Coffee to Go After Enough Caffeine, All of The Candidates Seem to Have Buzz By Hanna Rosin Washington Post Staff Writer Sunday, January 25, 2004; Page D01
Another in a series of reports from the New Hampshire primary campaign
CONCORD, N.H., Jan. 23
An early riser in New Hampshire risks encountering icy roads and Sen. Joseph Lieberman, out for yet another "Cup of Joe" with Joe, his ritual breakfast greeting of the local voter. Sometimes he'll stop by old institutions like the Merrimack in downtown Manchester, a dimly lit, vinyl-stool kind of place where breakfast meats are a must. This morning the chosen spot is Bagel Works in downtown Concord, an up-and-coming chain that's a vision of the Nouvelle Hampshire, with exposed brick walls and Green Mountain coffee and a freezer full of organic Odwalla juices.
But even here the habits remain the same for average New Hampshire citizens, half-numb to the spectacle around them. As the distinguished senator from Connecticut walks into the room, many patrons do not stop what they're doing. When Lieberman sits at Cathy Gatto's table to chat, she continues chewing her bagel and is slow to pull away from her morning paper ("Good luck," she says politely). When Lieberman sneaks behind the serving counter to greet the young man and lady preparing the sandwiches, he fails to distract them from the task at hand:
"Dijon or regular?"
"Any cheese with that?"
In the corners of the restaurant his presence hovers like the music of a lounge act, drifting in and out of the thoughts of diners, affecting their conversation in indirect ways. Lieberman is answering a question about Medicaid when Joe Regan, half listening, reminds his wife, Martha, she has to go to the doctor. "I can't believe how high insurance premiums are," he says, after a long pause. And then, "Have you called your grandmother?"
In Lieberman, the intersection of the New Hampshire voter and the presidential aspirant is at its most poignant. As a campaigner Lieberman has given his all to this state. He skipped the Iowa caucuses. He moved his family here, lodging them in a corporate apartment furnished with hotel lobby couches and tinny cooking equipment. He even invited TV and print reporters into his kitchen at 6:30 a.m. to broadcast the evidence of his singular dedication. (That's how we know he prefers for his own breakfast protein-rich Alaska sockeye salmon, straight from the can.) Yet up to this point he's remained stuck, polling only in the single digits.
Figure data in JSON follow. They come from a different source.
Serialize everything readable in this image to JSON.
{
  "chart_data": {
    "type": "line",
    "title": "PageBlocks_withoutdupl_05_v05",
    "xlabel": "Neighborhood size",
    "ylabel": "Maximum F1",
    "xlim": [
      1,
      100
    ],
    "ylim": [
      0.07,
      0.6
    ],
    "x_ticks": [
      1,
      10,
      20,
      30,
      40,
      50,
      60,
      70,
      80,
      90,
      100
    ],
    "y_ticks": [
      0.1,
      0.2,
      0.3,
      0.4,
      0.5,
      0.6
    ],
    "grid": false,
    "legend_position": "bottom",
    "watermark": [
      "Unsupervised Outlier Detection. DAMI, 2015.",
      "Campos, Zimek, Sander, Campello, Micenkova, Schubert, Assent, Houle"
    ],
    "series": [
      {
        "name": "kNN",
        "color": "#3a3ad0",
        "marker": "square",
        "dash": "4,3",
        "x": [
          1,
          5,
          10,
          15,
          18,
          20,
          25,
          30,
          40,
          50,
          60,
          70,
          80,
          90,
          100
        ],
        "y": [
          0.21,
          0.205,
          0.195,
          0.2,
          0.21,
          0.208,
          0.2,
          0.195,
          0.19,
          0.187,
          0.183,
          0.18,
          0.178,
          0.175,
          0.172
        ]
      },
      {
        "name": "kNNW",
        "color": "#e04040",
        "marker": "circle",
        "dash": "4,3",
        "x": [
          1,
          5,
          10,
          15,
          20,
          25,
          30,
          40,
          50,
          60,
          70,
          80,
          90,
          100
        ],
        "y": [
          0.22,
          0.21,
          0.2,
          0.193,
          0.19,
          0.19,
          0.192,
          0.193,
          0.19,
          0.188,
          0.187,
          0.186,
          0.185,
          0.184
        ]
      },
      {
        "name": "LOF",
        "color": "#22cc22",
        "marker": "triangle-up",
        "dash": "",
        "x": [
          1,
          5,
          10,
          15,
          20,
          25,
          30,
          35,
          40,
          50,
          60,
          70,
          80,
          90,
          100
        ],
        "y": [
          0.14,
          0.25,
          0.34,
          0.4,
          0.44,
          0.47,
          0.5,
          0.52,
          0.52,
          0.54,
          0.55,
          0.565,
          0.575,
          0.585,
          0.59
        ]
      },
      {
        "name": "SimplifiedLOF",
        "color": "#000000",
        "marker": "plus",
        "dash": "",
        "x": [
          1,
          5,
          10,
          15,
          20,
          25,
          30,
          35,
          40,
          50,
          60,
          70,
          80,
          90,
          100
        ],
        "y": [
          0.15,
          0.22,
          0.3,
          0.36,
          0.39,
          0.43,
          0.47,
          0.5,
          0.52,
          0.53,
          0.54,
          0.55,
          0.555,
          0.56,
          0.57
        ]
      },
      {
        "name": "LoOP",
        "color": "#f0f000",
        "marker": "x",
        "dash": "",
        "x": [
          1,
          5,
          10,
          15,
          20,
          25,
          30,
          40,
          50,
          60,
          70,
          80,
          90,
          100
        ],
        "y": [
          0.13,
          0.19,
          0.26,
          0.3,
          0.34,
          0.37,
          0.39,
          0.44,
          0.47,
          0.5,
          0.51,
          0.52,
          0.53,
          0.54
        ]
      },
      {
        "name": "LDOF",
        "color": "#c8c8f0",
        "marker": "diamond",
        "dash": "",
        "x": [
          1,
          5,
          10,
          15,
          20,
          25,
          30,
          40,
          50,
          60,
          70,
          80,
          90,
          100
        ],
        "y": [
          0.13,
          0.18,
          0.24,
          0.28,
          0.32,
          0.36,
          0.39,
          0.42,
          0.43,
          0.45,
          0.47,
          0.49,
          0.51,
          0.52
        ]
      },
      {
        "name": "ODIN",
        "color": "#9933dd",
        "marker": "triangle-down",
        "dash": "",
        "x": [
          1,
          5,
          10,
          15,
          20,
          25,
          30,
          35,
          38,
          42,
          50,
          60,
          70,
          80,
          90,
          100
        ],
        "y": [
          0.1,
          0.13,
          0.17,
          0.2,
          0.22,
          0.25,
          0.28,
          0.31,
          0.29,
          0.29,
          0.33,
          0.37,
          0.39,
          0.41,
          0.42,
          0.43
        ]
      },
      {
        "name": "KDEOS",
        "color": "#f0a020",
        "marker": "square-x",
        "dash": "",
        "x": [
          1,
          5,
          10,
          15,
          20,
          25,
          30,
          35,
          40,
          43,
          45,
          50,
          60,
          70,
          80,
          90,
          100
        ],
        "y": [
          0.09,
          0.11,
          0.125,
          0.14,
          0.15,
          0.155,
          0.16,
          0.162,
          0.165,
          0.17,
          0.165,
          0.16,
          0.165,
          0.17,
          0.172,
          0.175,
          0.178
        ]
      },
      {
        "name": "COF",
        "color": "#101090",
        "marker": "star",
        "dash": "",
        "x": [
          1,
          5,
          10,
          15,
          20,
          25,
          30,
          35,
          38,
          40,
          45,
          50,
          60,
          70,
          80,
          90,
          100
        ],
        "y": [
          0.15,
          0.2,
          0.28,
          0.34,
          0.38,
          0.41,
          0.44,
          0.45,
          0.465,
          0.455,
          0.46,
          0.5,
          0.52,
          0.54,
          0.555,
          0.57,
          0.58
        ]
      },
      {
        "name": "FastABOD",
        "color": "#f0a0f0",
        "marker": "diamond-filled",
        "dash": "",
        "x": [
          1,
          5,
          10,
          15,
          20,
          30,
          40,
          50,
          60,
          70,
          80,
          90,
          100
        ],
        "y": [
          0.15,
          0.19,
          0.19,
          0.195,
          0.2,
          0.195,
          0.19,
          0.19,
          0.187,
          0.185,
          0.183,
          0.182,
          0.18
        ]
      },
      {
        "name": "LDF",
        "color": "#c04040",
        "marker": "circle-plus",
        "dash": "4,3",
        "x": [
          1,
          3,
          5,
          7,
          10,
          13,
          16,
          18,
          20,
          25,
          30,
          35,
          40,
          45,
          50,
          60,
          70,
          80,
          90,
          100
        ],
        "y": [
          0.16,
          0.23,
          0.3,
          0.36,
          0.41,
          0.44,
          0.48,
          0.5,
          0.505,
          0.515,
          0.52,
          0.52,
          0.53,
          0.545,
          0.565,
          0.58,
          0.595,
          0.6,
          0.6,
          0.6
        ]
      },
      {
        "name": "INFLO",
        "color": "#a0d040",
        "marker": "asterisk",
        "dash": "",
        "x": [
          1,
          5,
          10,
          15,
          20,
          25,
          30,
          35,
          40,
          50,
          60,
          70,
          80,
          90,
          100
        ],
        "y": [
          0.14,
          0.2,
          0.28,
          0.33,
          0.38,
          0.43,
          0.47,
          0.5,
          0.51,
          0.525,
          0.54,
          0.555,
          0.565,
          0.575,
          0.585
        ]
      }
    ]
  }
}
This week, however, Lieberman is not alone. In the days leading up to Tuesday's primary every Democratic candidate except Al Sharpton is making himself hoarse courting the state's 92,000 or so Democratic voters, fewer than half the number in D.C. If this is the capital of retail politics, this week is the quadrennial trade show with the state's southern tier as the convention hall, and candidates hawking themselves in every corner. You're lucky, as Wesley Clark will say at a health care convention, "if you can find a square inch of the state where there isn't a presidential candidate."
In a state this size it's possible, if one is determined, to see all six of them in a day. It takes time (16 hours or so), a lot of driving (200 miles) and maybe an over-the-counter alertness drug. It means making some tough choices: Clark and Sen. John Edwards do their best events at the same time: Edwards has buzz, but Clark is an unfolding mystery, forced to regroup now that Howard Dean is not his only major opponent. Catching a cup of Joe means deferring Dean until the evening, when he will be about a two-hour drive away.
But the endeavor is worth it. Campaign veteran Bruce Reed, now president of the Democratic Leadership Council, describes this final week as a "magical time," the suspended moment before the first vote has been cast when any man could be the next John F. Kennedy, the next Bill Clinton. This is the last week a candidate can remain fully convinced of his own success story, without qualifications. Particularly since Sen. John Kerry, considered a footnote here, suddenly won Iowa, it's possible to believe in miracles.
"This is still undecided," says Lieberman that morning. "I felt great after last night's debate. There was a great uprising in Iowa where the polls switched dramatically. Voters can switch. People know how important their vote is. They know what's on the line."
And then the wild card always played at the end: "People in New Hampshire are independent-minded." (In fact, later that night, new polls will show Lieberman at 10 percent for the first time, within striking distance of Clark and Edwards.)
These are the final days with all the feverish symptoms in evidence. There are cameo appearances: Ted Danson for Clark, Rob Reiner for Dean. Lieberman brings along former congressman Jim Maloney (D-Conn.) and Rep. Dennis Cardoza (D-Calif.) along with Katrina Lantos-Swett, wife of former congressman Dick Swett and an ever-loyal booster of egos ("You got the only electable Democrat here," she tells the cameras at the bagel place).